21 - Impossible

5.3K 858 53
                                    

Chapter 21

"Senin depan, kita UTS Matematika, ya. Pelajari semua yang pernah kita bahas selama hampir tiga bulan ini," ucap Pak Anjar sebelum mengakhiri kelas matematika pagi ini.

Saat Pak Anjar meninggalkan ruangan, beberapa siswa di kelas XI MIPA 2 langsung mendesah panjang. Termasuk Katrin. Bahkan, cewek itu membereskan buku-bukunya ke dalam tas sambil mengomel sebal. "Kalau mau ujian kasih taunya jauh-jauh hari, kek. Emang gue bisa apa seminggu ngapalin isi buku berbab-bab?"

"Dipahami, bukan dihapalin," balas Garvin yang duduk di samping cewek itu dan kebetulan dapat mendengar omelan tersebut.

Niat Katrin untuk bangkit dari duduknya dan kembali ke mejanya terurungkan. Cewek itu memeluk tas pink nya dan menatap Garvin. "Padahal minggu depan gue ada rencana ngajak lo ngelakuin tugas nomor dua di to do list."

Tugas pertama menguji ketertarikan Garvin di bidang perfilman yang berujung kegagalan ternyata tak menurunkan semangat Katrin.

"Rental studio band?"

Katrin mengangguk cepat.

"Itu berlebihan, gue nggak mau," kata Garvin, lalu tanpa permisi, dia bangkit dari duduknya.

Katrin mengembuskan napas keras dan memutuskan untuk mengekori cowok itu keluar kelas. Lagatnya cowok itu mau ke kantin karena sekarang sudah jam istirahat.

"Gue janji kali ini bakalan asik," ucap Katrin.

"Asik apanya?" Garvin membayangkan dia berdua saja dengan Katrin di studio band yang memiliki beragam alat musik untuk ngeband. Awkward. Dia nggak sedekat itu sama Katrin. Mana Garvin cuma bisa main gitar. Malu-maluin aja.

"Ya, pokoknya asik. Lo bisa nyobain alat musiknya satu persatu."

"Yang nyewain studio nggak mau kalau personelnya cuma dua orang," jawab Garvin asal.

"Oh ya?" Katrin agak terkejut. Dia nggak pernah mendengar hal semacam itu. Sejujurnya Katrin nggak pernah main ke rental studio band, jadi dia nggak tahu banyak tentang tempat itu.

Garvin tak menjawab, tapi Katrin menyimpulkan bahwa yang dibilang Garvin sebelumnya adalah kebenaran.

"Gue ajak Dewi, Bian atau Oka deh kalau gitu," putus Katrin akhirnya.

"Nggak."

"Harus, Gar." Katrin kekeuh. Kini mereka sudah berbelok memasuki kantin yang sudah ramai dipadati orang-orang.

"Lo ngapain ngikutin gue gini?" tanya Garvin heran.

"Gue nggak ngikutin lo. Gue emang mau makan di kantin."

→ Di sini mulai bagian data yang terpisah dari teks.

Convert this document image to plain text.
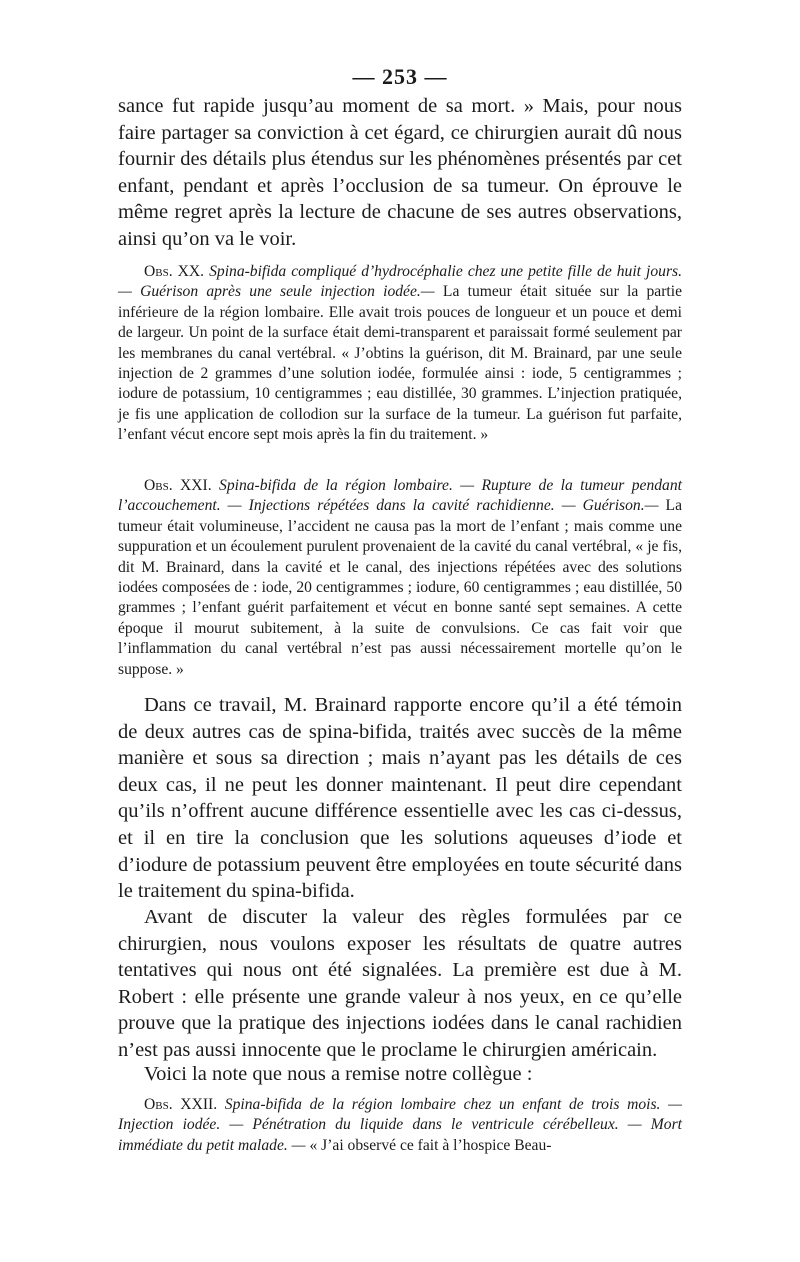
— 253 —

sance fut rapide jusqu’au moment de sa mort. » Mais, pour nous faire partager sa conviction à cet égard, ce chirurgien aurait dû nous fournir des détails plus étendus sur les phénomènes présentés par cet enfant, pendant et après l’occlusion de sa tumeur. On éprouve le même regret après la lecture de chacune de ses autres observations, ainsi qu’on va le voir.

Obs. XX. Spina-bifida compliqué d’hydrocéphalie chez une petite fille de huit jours.— Guérison après une seule injection iodée.— La tumeur était située sur la partie inférieure de la région lombaire. Elle avait trois pouces de longueur et un pouce et demi de largeur. Un point de la surface était demi-transparent et paraissait formé seulement par les membranes du canal vertébral. « J’obtins la guérison, dit M. Brainard, par une seule injection de 2 grammes d’une solution iodée, formulée ainsi : iode, 5 centigrammes ; iodure de potassium, 10 centigrammes ; eau distillée, 30 grammes. L’injection pratiquée, je fis une application de collodion sur la surface de la tumeur. La guérison fut parfaite, l’enfant vécut encore sept mois après la fin du traitement. »
Obs. XXI. Spina-bifida de la région lombaire. — Rupture de la tumeur pendant l’accouchement. — Injections répétées dans la cavité rachidienne. — Guérison.— La tumeur était volumineuse, l’accident ne causa pas la mort de l’enfant ; mais comme une suppuration et un écoulement purulent provenaient de la cavité du canal vertébral, « je fis, dit M. Brainard, dans la cavité et le canal, des injections répétées avec des solutions iodées composées de : iode, 20 centigrammes ; iodure, 60 centigrammes ; eau distillée, 50 grammes ; l’enfant guérit parfaitement et vécut en bonne santé sept semaines. A cette époque il mourut subitement, à la suite de convulsions. Ce cas fait voir que l’inflammation du canal vertébral n’est pas aussi nécessairement mortelle qu’on le suppose. »

Dans ce travail, M. Brainard rapporte encore qu’il a été témoin de deux autres cas de spina-bifida, traités avec succès de la même manière et sous sa direction ; mais n’ayant pas les détails de ces deux cas, il ne peut les donner maintenant. Il peut dire cependant qu’ils n’offrent aucune différence essentielle avec les cas ci-dessus, et il en tire la conclusion que les solutions aqueuses d’iode et d’iodure de potassium peuvent être employées en toute sécurité dans le traitement du spina-bifida.

Avant de discuter la valeur des règles formulées par ce chirurgien, nous voulons exposer les résultats de quatre autres tentatives qui nous ont été signalées. La première est due à M. Robert : elle présente une grande valeur à nos yeux, en ce qu’elle prouve que la pratique des injections iodées dans le canal rachidien n’est pas aussi innocente que le proclame le chirurgien américain.

Voici la note que nous a remise notre collègue :

Obs. XXII. Spina-bifida de la région lombaire chez un enfant de trois mois. — Injection iodée. — Pénétration du liquide dans le ventricule cérébelleux. — Mort immédiate du petit malade. — « J’ai observé ce fait à l’hospice Beau-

"Ck. Nggak usah ngikutin gue. Itu temen lo." Garvin menunjuk meja yang ditempati Dewi dan Tiana dengan dagunya. Katrin terkejut mendapati dua temannya itu sudah disini, mereka bahkan nggak mengajaknya di kelas tadi.

Sebelum Garvin berlalu, bergabung dengan teman-temannya, Katrin kembali bersuara. "Awas ya lo nggak mau gue ajak ke studio band!"

Garvin menatap Katrin tak habis pikir, dia nggak percaya cewek itu bisa mengeluarkan nada mengancamnya.

"Kenapa?" Katrin agak merasa aneh ditatap lekat begitu.

"Okay, gue mau ke studio band asal lo dapet nilai diatas 80 saat ulangan matematika nanti."

Mata Katrin memelotot. Giliran dia yang merasa nggak habis pikir. Dia buru-buru menahan tangan Garvin sebelum cowok itu nyelonong begitu saja setelah mengutarakan hal nggak masuk akal barusan.